The solution to "health care reform" can be written in two or three paragraphs at most, not the 8,000-10,000 pages that have been written, trashed, and rewritten in the past 10 months. It's really pretty simple . . .

If you think insurance companies are making too much profit, you set "loss ratio" standards (already been done for Medicare Supplement and Long Term Care Insurance -- 60% for individual policies, 75% for group policies). If a company can't meet the ratio, their premiums are either too high or their claims payments are too low, or both. Fact is, though, many health insurers are already at or above an 80% loss ratio, which would be perfectly acceptable. Two sentences.

Don't like it that insurance companies turn down some folks whose health conditions are so bad, they would never allow the insurance company to break even, let alone see any hope of profit? Simple . . . assigned risk pools. Just like we do in auto insurance, each insurer gets a percentage of the pool in the same ratio as their market share in the state. Funny thing is, they already exist in many states. Two more sentences.

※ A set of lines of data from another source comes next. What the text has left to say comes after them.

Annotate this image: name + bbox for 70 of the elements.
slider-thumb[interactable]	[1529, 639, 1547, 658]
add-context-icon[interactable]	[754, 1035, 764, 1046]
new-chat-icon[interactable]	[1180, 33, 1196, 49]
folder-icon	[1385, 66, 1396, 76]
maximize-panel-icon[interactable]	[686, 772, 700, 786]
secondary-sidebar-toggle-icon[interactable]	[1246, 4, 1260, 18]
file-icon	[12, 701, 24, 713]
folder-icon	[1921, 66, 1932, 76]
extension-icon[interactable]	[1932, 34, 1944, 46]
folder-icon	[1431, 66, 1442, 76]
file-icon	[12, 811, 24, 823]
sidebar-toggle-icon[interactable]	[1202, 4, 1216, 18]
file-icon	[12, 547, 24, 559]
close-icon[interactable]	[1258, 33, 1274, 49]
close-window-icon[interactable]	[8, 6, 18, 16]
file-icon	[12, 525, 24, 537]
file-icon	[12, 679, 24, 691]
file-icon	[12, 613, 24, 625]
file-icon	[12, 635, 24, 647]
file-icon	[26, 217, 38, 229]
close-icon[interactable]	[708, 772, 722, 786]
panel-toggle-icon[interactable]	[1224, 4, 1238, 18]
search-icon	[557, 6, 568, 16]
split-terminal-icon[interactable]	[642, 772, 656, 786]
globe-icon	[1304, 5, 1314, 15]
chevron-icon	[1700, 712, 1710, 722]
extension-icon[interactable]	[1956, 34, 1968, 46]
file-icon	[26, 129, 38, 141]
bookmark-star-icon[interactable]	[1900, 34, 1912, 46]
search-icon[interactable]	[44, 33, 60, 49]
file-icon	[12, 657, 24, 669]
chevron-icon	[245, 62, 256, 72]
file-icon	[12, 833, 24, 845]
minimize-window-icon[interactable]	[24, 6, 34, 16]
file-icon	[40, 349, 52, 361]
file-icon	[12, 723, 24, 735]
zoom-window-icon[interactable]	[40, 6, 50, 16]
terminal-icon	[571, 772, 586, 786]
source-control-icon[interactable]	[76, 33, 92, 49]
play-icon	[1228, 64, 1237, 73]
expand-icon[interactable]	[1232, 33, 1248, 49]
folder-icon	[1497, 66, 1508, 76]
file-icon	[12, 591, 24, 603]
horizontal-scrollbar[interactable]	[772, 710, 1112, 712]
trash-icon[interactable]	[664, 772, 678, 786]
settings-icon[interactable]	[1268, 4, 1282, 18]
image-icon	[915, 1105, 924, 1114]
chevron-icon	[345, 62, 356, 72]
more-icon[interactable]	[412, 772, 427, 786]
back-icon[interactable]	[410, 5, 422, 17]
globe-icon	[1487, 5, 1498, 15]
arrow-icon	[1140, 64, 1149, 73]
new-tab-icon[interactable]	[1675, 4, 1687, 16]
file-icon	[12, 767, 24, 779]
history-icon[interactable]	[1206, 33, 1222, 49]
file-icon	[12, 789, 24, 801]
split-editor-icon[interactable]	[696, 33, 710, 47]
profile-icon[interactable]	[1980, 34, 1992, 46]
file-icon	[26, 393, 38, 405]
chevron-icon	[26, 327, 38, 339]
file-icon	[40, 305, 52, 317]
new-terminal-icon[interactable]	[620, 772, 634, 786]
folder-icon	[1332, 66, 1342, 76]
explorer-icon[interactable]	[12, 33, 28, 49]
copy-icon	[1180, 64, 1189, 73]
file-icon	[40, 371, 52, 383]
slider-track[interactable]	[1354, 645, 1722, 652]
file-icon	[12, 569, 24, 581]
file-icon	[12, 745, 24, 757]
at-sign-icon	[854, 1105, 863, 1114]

Finally, as InsTeacher mentioned, the last frontier: Tort reform. No need to outlaw insurance companies, outlaw civil trial lawyers instead. At least the "Larry H. Parkers" of the [lawyer] world who somehow beat the ambulances to the hospital. The very UNFUNNY THING is, those two sentences will never be written as long as lawyers keep getting elected to state and federal legislative bodies.

Six sentences could solve the whole dilemma.

But I and others, like Congress, have to expend a lot of effort just to try to make a simple point.